El semblante de Strickland no estaba blanco ya. Los dardos de Quiller no parecían capaces de herirlo. Tomó el dinero. Al fin y al cabo, si llegaban a sospechar un asesinato, ahí tenía un motivo falso que venía de medida. Cincuenta dólares robados del departamento; algún ratero vulgar…

—Adiós, Quiller —le dijo lentamente, con énfasis, sonriendo un poco. Sus ojos relucían, inmisericordes.

Quiller cerro la puerta. Él permaneció afuera un instante, con la cabeza inclinada, escuchando el ruido de las pisadas de su anfitrión que se retiraba a las profundidades de la cámara de la muerte. Sonreía aún al volverse. Bajó nuevamente los alfombrados escalones.

Nadie lo vio salir, del mismo modo que nadie lo había visto entrar. Habría podido ser la sombra misma de la muerte, tan inadvertidamente había llegado y partido. Había sido… la sombra de la muerte que todavía estaba por venir.

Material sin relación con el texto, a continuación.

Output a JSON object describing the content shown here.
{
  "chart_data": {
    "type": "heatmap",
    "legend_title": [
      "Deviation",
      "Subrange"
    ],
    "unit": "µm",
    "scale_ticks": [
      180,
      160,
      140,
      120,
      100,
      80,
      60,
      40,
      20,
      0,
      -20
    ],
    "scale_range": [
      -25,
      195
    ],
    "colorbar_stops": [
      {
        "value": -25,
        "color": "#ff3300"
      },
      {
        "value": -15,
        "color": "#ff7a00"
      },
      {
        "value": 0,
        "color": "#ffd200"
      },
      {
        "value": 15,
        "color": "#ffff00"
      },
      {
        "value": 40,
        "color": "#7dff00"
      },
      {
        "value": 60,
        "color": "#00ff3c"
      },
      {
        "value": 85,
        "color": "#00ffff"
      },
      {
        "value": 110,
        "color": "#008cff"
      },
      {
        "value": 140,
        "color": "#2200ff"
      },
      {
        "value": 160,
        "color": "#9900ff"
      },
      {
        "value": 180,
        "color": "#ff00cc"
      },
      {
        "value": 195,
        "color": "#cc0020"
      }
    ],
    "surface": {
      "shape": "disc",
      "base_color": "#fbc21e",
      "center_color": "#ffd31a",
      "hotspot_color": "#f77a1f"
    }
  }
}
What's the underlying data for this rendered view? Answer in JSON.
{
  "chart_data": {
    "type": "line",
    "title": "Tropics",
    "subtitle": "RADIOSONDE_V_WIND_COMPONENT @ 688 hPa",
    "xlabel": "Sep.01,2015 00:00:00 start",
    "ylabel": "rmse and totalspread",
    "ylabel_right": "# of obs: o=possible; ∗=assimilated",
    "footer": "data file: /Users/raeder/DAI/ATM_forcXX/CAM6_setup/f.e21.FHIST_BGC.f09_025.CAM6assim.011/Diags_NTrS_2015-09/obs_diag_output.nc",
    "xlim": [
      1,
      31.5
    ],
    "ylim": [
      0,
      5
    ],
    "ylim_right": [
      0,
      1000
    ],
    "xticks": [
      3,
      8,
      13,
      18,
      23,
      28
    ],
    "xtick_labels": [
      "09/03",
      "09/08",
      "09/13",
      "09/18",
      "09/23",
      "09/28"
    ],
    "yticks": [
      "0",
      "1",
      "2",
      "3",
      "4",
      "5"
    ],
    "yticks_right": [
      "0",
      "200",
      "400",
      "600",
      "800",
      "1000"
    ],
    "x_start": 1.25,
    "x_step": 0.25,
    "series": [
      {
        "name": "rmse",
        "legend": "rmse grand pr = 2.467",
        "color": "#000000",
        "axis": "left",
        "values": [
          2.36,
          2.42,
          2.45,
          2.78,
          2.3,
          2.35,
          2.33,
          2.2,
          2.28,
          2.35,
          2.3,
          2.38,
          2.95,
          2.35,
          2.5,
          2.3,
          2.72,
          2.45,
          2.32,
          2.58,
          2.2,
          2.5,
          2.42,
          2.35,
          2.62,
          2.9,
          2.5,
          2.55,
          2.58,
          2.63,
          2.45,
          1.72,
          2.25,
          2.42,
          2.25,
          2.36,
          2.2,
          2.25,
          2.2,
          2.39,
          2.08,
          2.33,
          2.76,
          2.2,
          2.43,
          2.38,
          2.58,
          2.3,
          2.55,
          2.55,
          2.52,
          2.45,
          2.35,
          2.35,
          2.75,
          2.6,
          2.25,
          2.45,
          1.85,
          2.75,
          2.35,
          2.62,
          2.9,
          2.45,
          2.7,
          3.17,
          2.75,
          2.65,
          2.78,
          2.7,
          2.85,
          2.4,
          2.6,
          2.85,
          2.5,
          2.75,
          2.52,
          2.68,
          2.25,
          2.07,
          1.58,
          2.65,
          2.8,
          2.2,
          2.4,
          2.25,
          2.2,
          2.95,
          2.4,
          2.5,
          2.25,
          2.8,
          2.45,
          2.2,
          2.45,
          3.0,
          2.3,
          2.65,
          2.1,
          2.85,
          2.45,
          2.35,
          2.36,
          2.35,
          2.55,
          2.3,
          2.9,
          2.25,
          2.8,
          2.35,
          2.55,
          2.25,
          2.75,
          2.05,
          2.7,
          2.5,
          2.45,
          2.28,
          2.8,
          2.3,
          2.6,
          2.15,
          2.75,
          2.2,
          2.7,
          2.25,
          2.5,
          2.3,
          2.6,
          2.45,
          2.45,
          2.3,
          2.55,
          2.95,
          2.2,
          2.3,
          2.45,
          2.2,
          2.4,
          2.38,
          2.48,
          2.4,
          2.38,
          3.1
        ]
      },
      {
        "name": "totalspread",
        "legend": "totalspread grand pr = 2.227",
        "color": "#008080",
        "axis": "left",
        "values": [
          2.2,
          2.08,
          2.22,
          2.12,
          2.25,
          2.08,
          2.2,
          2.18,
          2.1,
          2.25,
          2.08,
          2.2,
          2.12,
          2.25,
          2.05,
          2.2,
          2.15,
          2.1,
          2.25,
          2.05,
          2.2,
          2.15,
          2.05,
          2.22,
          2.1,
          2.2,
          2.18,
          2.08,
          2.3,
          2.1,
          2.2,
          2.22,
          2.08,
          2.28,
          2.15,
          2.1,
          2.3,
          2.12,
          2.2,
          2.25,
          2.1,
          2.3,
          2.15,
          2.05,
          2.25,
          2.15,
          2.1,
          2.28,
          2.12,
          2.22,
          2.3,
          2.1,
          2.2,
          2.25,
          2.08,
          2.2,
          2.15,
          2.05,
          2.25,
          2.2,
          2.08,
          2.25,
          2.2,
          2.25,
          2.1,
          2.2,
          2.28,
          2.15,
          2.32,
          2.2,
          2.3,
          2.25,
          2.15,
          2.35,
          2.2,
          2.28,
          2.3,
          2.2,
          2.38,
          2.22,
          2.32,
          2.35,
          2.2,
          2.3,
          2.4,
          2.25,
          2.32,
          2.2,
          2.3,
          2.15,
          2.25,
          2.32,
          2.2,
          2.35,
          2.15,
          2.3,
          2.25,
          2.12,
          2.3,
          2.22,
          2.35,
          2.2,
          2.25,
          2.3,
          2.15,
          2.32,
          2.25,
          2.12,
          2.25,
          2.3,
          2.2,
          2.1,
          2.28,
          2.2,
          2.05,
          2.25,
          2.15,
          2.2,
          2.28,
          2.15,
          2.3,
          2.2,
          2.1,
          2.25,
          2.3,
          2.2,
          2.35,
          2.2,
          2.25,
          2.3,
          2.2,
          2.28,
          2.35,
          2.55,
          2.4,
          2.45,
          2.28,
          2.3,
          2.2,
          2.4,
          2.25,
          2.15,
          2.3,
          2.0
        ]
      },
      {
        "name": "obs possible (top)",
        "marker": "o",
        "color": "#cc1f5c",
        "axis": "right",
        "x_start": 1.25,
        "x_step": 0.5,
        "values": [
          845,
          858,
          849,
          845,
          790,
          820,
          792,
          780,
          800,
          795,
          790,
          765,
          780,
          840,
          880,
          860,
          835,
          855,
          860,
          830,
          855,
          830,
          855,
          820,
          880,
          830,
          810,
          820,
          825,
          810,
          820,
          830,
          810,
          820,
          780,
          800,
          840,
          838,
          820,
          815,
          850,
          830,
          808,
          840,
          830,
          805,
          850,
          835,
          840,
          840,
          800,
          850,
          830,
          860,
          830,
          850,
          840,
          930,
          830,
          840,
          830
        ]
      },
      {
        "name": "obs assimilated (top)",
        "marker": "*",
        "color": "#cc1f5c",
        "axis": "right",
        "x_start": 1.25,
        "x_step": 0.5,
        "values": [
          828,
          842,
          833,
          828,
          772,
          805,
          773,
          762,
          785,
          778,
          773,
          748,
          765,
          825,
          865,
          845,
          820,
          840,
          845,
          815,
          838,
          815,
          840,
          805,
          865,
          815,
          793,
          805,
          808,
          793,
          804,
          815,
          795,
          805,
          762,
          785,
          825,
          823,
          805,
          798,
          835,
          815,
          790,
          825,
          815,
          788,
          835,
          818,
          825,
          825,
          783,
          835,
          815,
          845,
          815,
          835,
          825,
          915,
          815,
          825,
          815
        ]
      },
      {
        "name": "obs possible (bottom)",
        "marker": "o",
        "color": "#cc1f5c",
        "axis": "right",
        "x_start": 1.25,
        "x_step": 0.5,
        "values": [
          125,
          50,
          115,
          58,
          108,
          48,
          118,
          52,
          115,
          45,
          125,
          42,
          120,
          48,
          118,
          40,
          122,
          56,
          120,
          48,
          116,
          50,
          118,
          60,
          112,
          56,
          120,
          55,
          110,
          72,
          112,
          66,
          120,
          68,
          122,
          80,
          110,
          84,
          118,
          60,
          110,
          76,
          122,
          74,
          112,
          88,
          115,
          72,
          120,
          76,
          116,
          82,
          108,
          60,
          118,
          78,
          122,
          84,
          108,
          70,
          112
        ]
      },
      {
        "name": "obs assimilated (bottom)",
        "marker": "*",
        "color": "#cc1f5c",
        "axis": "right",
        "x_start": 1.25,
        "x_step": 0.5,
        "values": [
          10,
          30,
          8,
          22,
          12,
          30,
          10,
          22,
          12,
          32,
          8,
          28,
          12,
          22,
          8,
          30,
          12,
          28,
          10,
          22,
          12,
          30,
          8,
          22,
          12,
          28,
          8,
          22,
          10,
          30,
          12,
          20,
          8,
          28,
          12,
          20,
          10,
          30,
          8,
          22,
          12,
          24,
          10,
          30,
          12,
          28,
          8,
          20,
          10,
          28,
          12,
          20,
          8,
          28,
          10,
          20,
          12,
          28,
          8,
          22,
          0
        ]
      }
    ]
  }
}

A varias cuadras de distancia de la casa se detuvo un segundo para cavar un pequeño agujero en la pila de cenizas que llenaba una lata, en espera del camión recolectar de desperdicios; en su interior depositó los cincuenta dólares, luego volvió a taparlo. Más tarde, más lejos todavía, hubo un leve tintinear cristalino al romperse una pequeña botella contra el encintado, y luego al ser empujados los menudos trozos con un pie hacia una alcantarilla. En ese mismo instante, y como obedeciendo a una señal preconvenida, allá en el sitio de donde él venía, en un oscuro cuarto de baño, se percibió el retintín transparente de otros cristales al caer pesadamente al suelo un cuerpo que por un segundo o dos se retorció allí incontrolablemente, se puso rígido, quedó inmóvil.